As the only superpower remaining, the U.S. was left to make difficult choices on how to wield its resources. Inheriting the chaos of the Soviet breakup, Washington advanced a “new world order” based on deterring international aggression. American unilateralism, reinforced by the 9/11 attacks, solidified the U.S.’s “global policeman” role, legitimizing interventions in Iraq, Kosovo, Serbia, the Middle East, Somalia, and Ukraine.
Yet President Donald Trump appears to dismiss the highly interventionist and hegemonic legacy accumulated over the last three decades—seeing it as a costly burden Washington should no longer carry—as well as the world order and international law system built over eighty years. Rather than approaching global affairs as an integrated system, Trump has adopted a fragmented, erratic, and anarchic worldview. This is deeply flawed: the long-standing distinction between internal order and international anarchy cannot sustain itself in today’s interconnected world.
Modern international law seeks to shape social reality both globally and domestically. The current international system reflects not only the power and interests of wealthy states but also the security needs of peripheral nations. All states, regardless of power, yearn for sovereignty, equality, human rights, development, trade stability, and environmental health. In short, both powerful and peripheral nations desire stability, and hegemonic states have a vested interest in promoting it. They benefit the most from global order while shaping the rules that sustain it.
Thus, it is nearly impossible to conceive of a stable new world order under Trump’s actions. Instead of reinforcing U.S. leadership, his steps toward international disaggregation are undermining Washington’s legitimacy. The world still expects the U.S. to lead—even with the rise of Russia, China, and the Global South—because only predictable patterns of state behaviour, rooted in international law and governance, can sustain global stability. Rejecting this system weakens U.S. leadership and undercuts Trump’s stated goal to “make America great again.”

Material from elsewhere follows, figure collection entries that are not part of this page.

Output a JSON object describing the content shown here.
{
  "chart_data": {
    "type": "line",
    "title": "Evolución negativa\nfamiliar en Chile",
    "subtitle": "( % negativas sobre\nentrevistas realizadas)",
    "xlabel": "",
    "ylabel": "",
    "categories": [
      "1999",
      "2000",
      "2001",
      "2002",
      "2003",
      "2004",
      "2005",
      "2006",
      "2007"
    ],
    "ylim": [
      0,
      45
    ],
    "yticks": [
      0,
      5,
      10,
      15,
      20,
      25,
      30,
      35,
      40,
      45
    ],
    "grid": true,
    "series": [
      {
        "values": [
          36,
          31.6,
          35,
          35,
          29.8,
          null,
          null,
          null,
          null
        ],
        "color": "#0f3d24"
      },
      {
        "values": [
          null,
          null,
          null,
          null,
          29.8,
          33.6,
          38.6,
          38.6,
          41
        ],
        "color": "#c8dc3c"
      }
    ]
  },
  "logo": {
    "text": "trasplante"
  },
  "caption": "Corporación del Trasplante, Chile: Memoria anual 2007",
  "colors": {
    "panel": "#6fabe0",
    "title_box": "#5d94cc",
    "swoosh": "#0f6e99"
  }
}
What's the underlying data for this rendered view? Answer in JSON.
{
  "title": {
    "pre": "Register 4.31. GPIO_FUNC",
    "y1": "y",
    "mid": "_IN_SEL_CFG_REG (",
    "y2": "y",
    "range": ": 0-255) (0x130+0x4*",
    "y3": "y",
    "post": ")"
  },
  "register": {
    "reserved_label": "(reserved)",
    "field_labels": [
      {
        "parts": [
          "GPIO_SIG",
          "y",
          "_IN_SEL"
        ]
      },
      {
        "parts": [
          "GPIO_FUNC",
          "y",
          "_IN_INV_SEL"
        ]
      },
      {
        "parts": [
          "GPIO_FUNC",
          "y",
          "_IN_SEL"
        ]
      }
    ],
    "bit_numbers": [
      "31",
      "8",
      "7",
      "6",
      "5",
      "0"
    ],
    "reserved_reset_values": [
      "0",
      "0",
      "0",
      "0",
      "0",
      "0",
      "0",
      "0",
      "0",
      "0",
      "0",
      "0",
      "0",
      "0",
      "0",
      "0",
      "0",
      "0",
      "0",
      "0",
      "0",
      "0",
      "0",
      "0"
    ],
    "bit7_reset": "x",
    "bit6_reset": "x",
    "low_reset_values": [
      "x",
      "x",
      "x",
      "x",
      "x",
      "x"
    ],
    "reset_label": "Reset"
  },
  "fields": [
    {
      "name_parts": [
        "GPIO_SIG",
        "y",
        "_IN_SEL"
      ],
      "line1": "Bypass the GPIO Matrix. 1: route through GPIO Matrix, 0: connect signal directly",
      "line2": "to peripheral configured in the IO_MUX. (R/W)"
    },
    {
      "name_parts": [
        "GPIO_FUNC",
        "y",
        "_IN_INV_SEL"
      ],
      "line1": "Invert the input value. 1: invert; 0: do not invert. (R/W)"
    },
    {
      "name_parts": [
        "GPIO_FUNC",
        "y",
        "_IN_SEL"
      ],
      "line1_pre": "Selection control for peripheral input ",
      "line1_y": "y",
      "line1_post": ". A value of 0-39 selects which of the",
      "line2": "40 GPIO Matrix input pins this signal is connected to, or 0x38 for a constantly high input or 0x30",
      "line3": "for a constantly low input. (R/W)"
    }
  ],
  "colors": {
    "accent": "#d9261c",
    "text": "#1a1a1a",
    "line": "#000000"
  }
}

Meanwhile, China is steadily reinforcing its global presence, seeking international consent and legitimacy through adherence to law and diplomacy. Chinese strategists understand that consistent compliance with international law is the key to lasting leadership. States, even in disputes, need the framework of international law for stability, predictability, and reciprocity. This system encourages moderation, cooperation, and reasonable compromise, avoiding destructive confrontations.
International legitimacy and international law—not slogans, morality, or political mottos—are the true instruments through which states pursue strategic objectives. “Making America great again” cannot serve as the basis of U.S. international legitimacy. What made America “great” historically was its hegemonic leadership rooted in diplomacy, adherence to institutions, and respect for international law. American strategists long understood that legitimacy required global consent and integration into the international system.
Trump’s foreign policy, unlike that of China or Russia, ignores the need for international consent. His confrontational stance—seeing enemies even among traditional allies—risks eroding U.S. legitimacy and isolating Washington from the very system it once led.
In the end, the world functions as an integrated system that shapes realities both globally and domestically. Trump’s rejection of this interconnectedness will likely lead to a deterioration of U.S. international legitimacy, leaving the country not as a leader of the Earth, but in opposition to it.